The problem you’re using Simpson’s paradox to point at does not have this same property of “multiplying the size of the data set by arbitrarily large numbers doesn’t help”. If you can keep taking data until randomness chance is no issue, then they will end up having sufficient data in all the same subgroups, and you can just read the correct answer off the last million times they both flew in the same city/day/time/season simultaneously.
The problem you’re pointing at fundamentally boils down to not having enough data to force your conclusions, and therefore needing to make judgement about how important season is compared to time of day so that you can determine when conditioning on more factors will help relevance more than it will hurt by adding more noise.
So you just need enough data that the events involving entities is much greater than the number of parameters.
You definitely need a number of data at least exponential in the number of parameters, since the number of “bins” is exponential. (It’s not so simple as to say that exponential is enough because it depends on the distributional overlap. If there are cases where one group never hits a given bin, then even an infinite amount of data doesn’t save you.)

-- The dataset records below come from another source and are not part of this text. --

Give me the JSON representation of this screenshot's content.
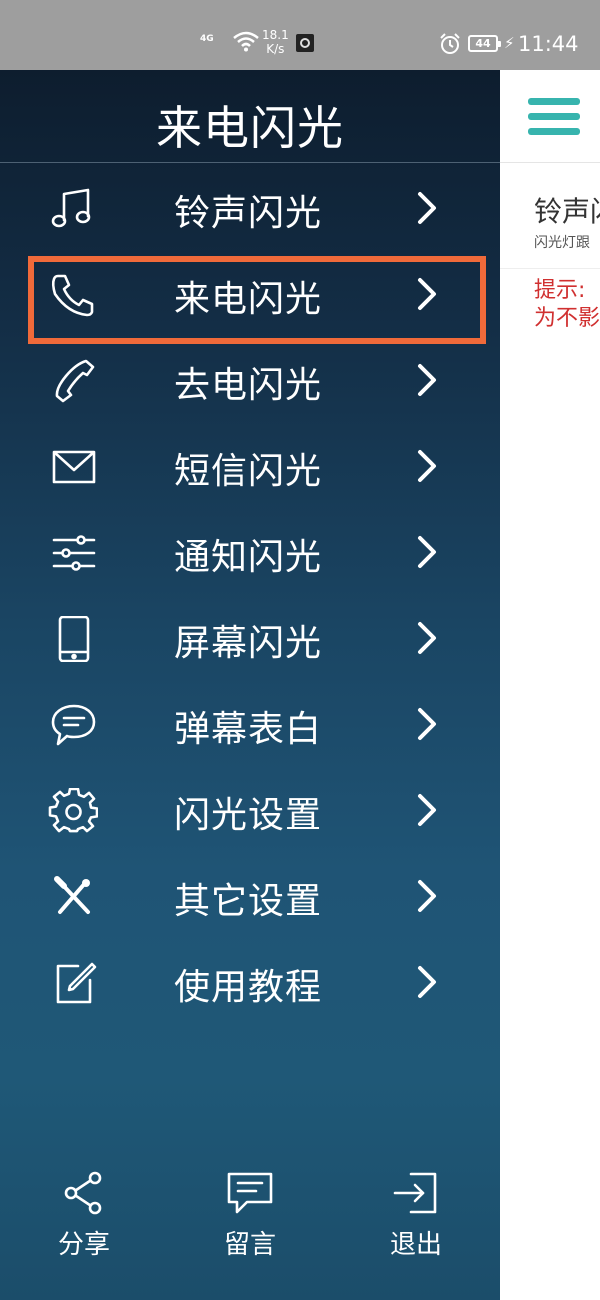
{
  "status_bar": {
    "network": "4G",
    "speed_value": "18.1",
    "speed_unit": "K/s",
    "battery": "44",
    "time": "11:44"
  },
  "drawer": {
    "title": "来电闪光",
    "highlight_color": "#f06a3a",
    "items": [
      {
        "label": "铃声闪光",
        "icon": "music-note-icon"
      },
      {
        "label": "来电闪光",
        "icon": "phone-icon"
      },
      {
        "label": "去电闪光",
        "icon": "handset-icon"
      },
      {
        "label": "短信闪光",
        "icon": "envelope-icon"
      },
      {
        "label": "通知闪光",
        "icon": "sliders-icon"
      },
      {
        "label": "屏幕闪光",
        "icon": "smartphone-icon"
      },
      {
        "label": "弹幕表白",
        "icon": "chat-bubble-icon"
      },
      {
        "label": "闪光设置",
        "icon": "gear-icon"
      },
      {
        "label": "其它设置",
        "icon": "tools-icon"
      },
      {
        "label": "使用教程",
        "icon": "edit-icon"
      }
    ],
    "bottom": {
      "share": "分享",
      "message": "留言",
      "exit": "退出"
    }
  },
  "content": {
    "accent": "#37b4ae",
    "title": "铃声闪",
    "subtitle": "闪光灯跟",
    "tip_line1": "提示:",
    "tip_line2": "为不影"
  }
}
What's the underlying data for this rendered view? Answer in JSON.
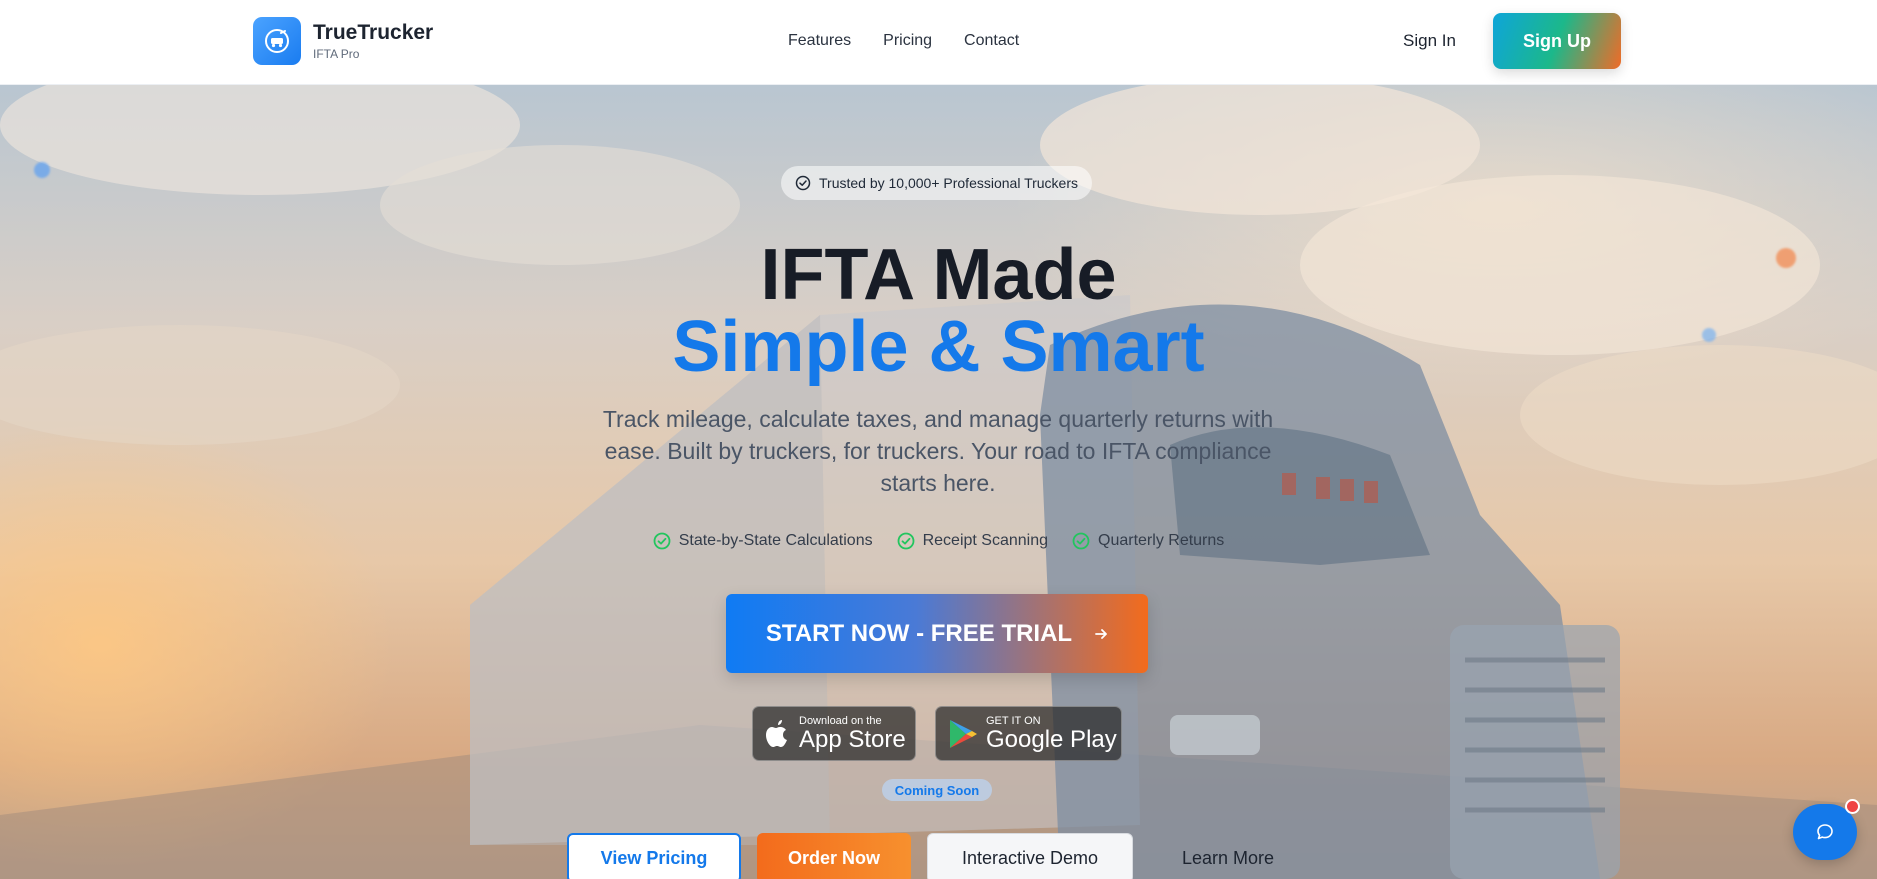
{
  "header": {
    "brand_name": "TrueTrucker",
    "brand_sub": "IFTA Pro",
    "nav": [
      "Features",
      "Pricing",
      "Contact"
    ],
    "signin_label": "Sign In",
    "signup_label": "Sign Up"
  },
  "hero": {
    "badge": "Trusted by 10,000+ Professional Truckers",
    "title_line1": "IFTA Made",
    "title_line2": "Simple & Smart",
    "description": "Track mileage, calculate taxes, and manage quarterly returns with ease. Built by truckers, for truckers. Your road to IFTA compliance starts here.",
    "features": [
      "State-by-State Calculations",
      "Receipt Scanning",
      "Quarterly Returns"
    ],
    "cta_label": "START NOW - FREE TRIAL",
    "app_store": {
      "small": "Download on the",
      "big": "App Store"
    },
    "google_play": {
      "small": "GET IT ON",
      "big": "Google Play"
    },
    "coming_soon": "Coming Soon",
    "buttons": {
      "pricing": "View Pricing",
      "order": "Order Now",
      "demo": "Interactive Demo",
      "learn": "Learn More"
    }
  },
  "colors": {
    "accent_blue": "#1479ea",
    "accent_orange": "#f36b1c",
    "check_green": "#22c55e",
    "notification_red": "#ef4444"
  },
  "icons": {
    "logo": "truck-icon",
    "badge": "check-circle-icon",
    "feature": "check-circle-icon",
    "cta": "arrow-right-icon",
    "app_store": "apple-icon",
    "google_play": "play-store-icon",
    "chat": "chat-icon"
  }
}
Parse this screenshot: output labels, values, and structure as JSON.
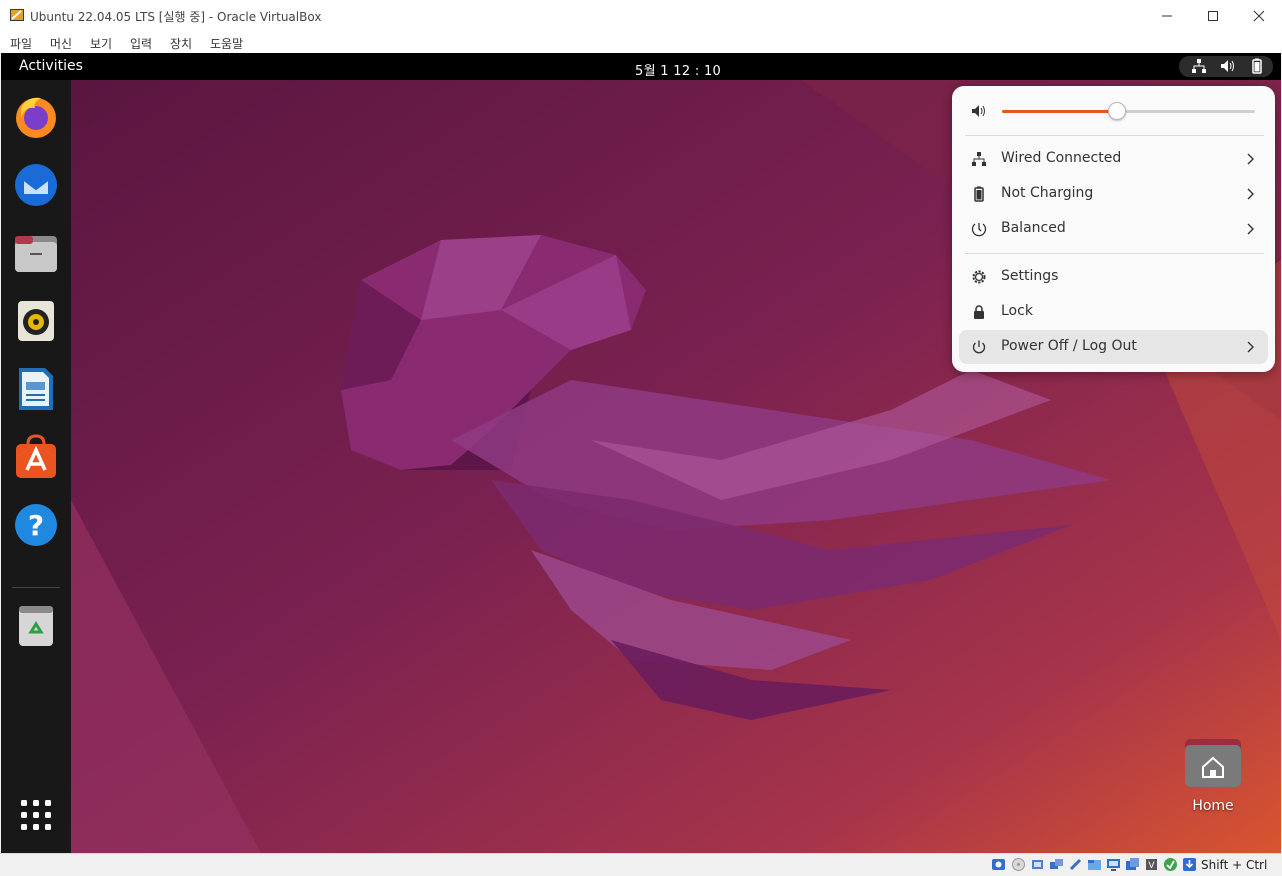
{
  "window": {
    "title": "Ubuntu 22.04.05 LTS [실행 중] - Oracle VirtualBox",
    "menu": [
      "파일",
      "머신",
      "보기",
      "입력",
      "장치",
      "도움말"
    ]
  },
  "topbar": {
    "activities": "Activities",
    "clock": "5월 1  12 : 10",
    "tray_icons": [
      "network-icon",
      "volume-icon",
      "battery-icon"
    ]
  },
  "dock": {
    "items": [
      "firefox",
      "thunderbird",
      "files",
      "rhythmbox",
      "libreoffice-writer",
      "ubuntu-software",
      "help",
      "trash"
    ],
    "show_apps": "show-apps-icon"
  },
  "desktop": {
    "home_label": "Home"
  },
  "quick_settings": {
    "volume_level": 0.45,
    "rows": {
      "network": "Wired Connected",
      "battery": "Not Charging",
      "power_mode": "Balanced",
      "settings": "Settings",
      "lock": "Lock",
      "power": "Power Off / Log Out"
    }
  },
  "status_bar": {
    "host_key": "Shift + Ctrl"
  },
  "colors": {
    "accent": "#e95420",
    "topbar": "#000000",
    "dock": "#181818",
    "wallpaper": "#6b1b4b"
  }
}
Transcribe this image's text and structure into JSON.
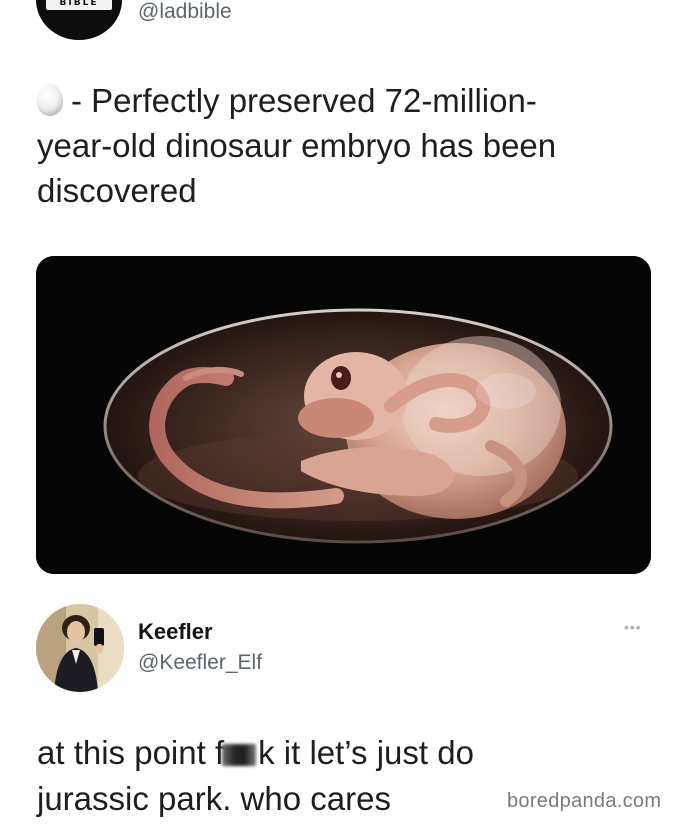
{
  "top_tweet": {
    "avatar_label": "BIBLE",
    "handle": "@ladbible",
    "emoji_icon": "egg-icon",
    "text_part1": "- Perfectly preserved 72-million-",
    "text_part2": "year-old dinosaur embryo has been",
    "text_part3": "discovered",
    "media_icon": "dinosaur-embryo-in-egg-image"
  },
  "reply_tweet": {
    "avatar_icon": "person-selfie-avatar",
    "name": "Keefler",
    "handle": "@Keefler_Elf",
    "more_icon": "more-options-icon",
    "text_line1_a": "at this point f",
    "text_line1_b": "k it let’s just do",
    "text_line2": "jurassic park. who cares"
  },
  "watermark": "boredpanda.com",
  "colors": {
    "background": "#ffffff",
    "handle_gray": "#5b6670",
    "text": "#1e1e1e",
    "media_bg": "#050505"
  }
}
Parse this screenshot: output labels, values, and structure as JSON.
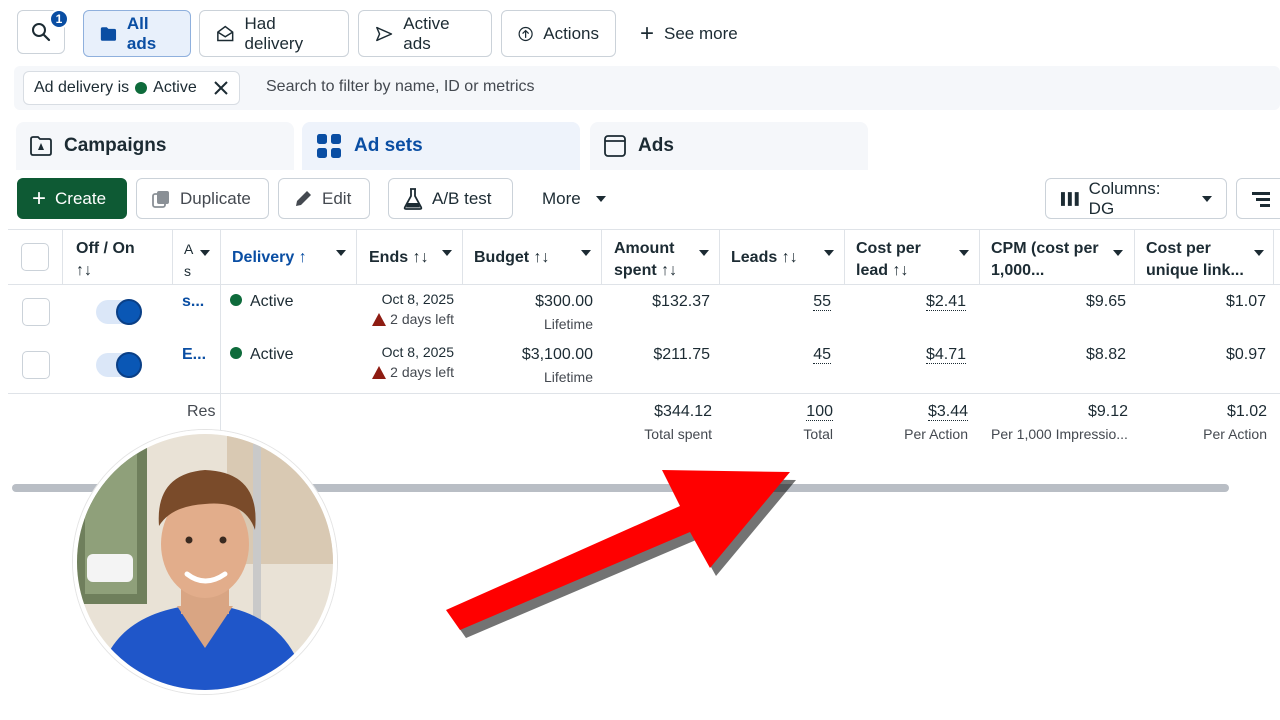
{
  "topbar": {
    "search_badge": "1",
    "chips": {
      "all_ads": "All ads",
      "had_delivery": "Had delivery",
      "active_ads": "Active ads",
      "actions": "Actions",
      "see_more": "See more"
    }
  },
  "filter": {
    "pill_prefix": "Ad delivery is",
    "pill_value": "Active",
    "search_placeholder": "Search to filter by name, ID or metrics"
  },
  "tabs": {
    "campaigns": "Campaigns",
    "ad_sets": "Ad sets",
    "ads": "Ads"
  },
  "toolbar": {
    "create": "Create",
    "duplicate": "Duplicate",
    "edit": "Edit",
    "ab_test": "A/B test",
    "more": "More",
    "columns": "Columns: DG"
  },
  "table": {
    "headers": {
      "off_on_1": "Off / On",
      "off_on_2": "↑↓",
      "name_1": "A",
      "name_2": "s",
      "delivery": "Delivery ↑",
      "ends": "Ends ↑↓",
      "budget": "Budget ↑↓",
      "amount_1": "Amount",
      "amount_2": "spent ↑↓",
      "leads": "Leads ↑↓",
      "cpl_1": "Cost per",
      "cpl_2": "lead ↑↓",
      "cpm_1": "CPM (cost per",
      "cpm_2": "1,000...",
      "cpu_1": "Cost per",
      "cpu_2": "unique link..."
    },
    "rows": [
      {
        "name": "s...",
        "delivery": "Active",
        "ends_date": "Oct 8, 2025",
        "ends_note": "2 days left",
        "budget": "$300.00",
        "budget_type": "Lifetime",
        "amount": "$132.37",
        "leads": "55",
        "cpl": "$2.41",
        "cpm": "$9.65",
        "cpu": "$1.07"
      },
      {
        "name": "E...",
        "delivery": "Active",
        "ends_date": "Oct 8, 2025",
        "ends_note": "2 days left",
        "budget": "$3,100.00",
        "budget_type": "Lifetime",
        "amount": "$211.75",
        "leads": "45",
        "cpl": "$4.71",
        "cpm": "$8.82",
        "cpu": "$0.97"
      }
    ],
    "totals": {
      "label": "Res",
      "amount": "$344.12",
      "amount_sub": "Total spent",
      "leads": "100",
      "leads_sub": "Total",
      "cpl": "$3.44",
      "cpl_sub": "Per Action",
      "cpm": "$9.12",
      "cpm_sub": "Per 1,000 Impressio...",
      "cpu": "$1.02",
      "cpu_sub": "Per Action"
    }
  },
  "colors": {
    "accent": "#0a4ea3",
    "create_green": "#0e5a34",
    "active_dot": "#0e6b3b",
    "arrow_red": "#ff0000"
  }
}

I see what you’re saying, but I was thinking of a case where there is zero probability of having overlap among all features. While that technically restores the property that you can multiply the dataset by arbitrarily large numbers, if feels a little like “cheating” and I agree with your larger point.
I guess Simpson’s paradox does always have a right answer in “stratify along all features”, it’s just that the amount of data you need increases exponentially in the number of relevant features. So I think that in the real world you can multiply the amount of data by a very, very large number and it won’t solve the problem, even though in a large enough number will.
In the real world it’s often also sort of an open question if the number of “features” is finite or not.